Managing to look utterly placid while ransacking your mind to what you had been thinking about was not an easy achievement, but one that Xena prided herself in. So, it was no wonder that Ares couldn't tell she was coming up with a blank, or that Xena wasn't replying because she didn't have an answer, not to make him wait. Sliding closer to her boyfriend, godfriend, whatever, the answer finally dawned on Xena and she asked, "If I happened to kill, oh I don't know, somebody, could I claim insanity by reason of being talked to death?"

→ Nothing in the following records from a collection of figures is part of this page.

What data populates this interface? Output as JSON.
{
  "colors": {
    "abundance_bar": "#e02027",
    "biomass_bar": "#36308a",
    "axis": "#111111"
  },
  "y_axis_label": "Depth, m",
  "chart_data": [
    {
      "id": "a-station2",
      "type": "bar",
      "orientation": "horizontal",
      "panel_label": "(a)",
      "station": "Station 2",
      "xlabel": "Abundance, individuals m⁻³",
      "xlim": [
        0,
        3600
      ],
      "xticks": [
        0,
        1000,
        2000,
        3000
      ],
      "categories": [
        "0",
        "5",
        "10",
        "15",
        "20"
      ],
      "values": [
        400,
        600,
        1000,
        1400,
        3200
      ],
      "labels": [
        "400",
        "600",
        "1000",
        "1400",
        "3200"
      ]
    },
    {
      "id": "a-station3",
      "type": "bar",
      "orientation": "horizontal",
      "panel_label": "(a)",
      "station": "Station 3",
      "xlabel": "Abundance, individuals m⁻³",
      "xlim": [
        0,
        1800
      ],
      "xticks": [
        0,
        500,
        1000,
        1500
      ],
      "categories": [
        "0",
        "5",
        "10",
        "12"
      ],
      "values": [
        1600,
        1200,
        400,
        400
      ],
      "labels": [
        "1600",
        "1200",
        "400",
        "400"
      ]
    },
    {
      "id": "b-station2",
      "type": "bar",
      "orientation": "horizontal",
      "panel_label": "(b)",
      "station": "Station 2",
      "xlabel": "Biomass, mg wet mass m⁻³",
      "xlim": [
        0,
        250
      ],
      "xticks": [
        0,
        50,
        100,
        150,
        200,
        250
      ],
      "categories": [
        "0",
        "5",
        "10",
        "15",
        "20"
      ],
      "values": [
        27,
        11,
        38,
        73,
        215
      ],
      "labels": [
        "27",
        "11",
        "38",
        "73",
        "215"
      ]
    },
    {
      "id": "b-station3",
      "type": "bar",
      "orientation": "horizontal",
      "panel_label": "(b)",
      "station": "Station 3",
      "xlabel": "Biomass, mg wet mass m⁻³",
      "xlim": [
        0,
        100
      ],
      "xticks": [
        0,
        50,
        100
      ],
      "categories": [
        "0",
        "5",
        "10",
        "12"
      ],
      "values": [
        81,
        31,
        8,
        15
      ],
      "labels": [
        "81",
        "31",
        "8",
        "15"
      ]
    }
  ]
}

Raising an eyebrow, Ares thought deeply on this confusing question. While he thought, he stood there, perfectly still, and could have stayed that way for millennium. However, a certain warrior princess was not patient enough to wait that long, and so she snapped her fingers in front of the god of war's eyes. Snapped out of his thoughts, Ares couldn't help but shrug. "I think, you could claim reason of insanity by reason of being talked to insanity… but I don't think talked to death would work."

Now it was Xena's turn to raise an eyebrow in disbelief, "I called you down here for THAT? Gods, Ares, I could have figured that out!" Sighing deeply, Xena stepped away from the god of war without a goodbye kiss and moved to untie Argo so she could go back to the frustrating bard she had left… somewhere.

Ares also shrugged, before disappearing, his disembodied voice echoing through the now empty clearing. "What do you want from me; I'm a war strategist, not a lawyer."

Suddenly Xena spun around angrily, "Son of a banshee! Where's my goodbye kiss?!"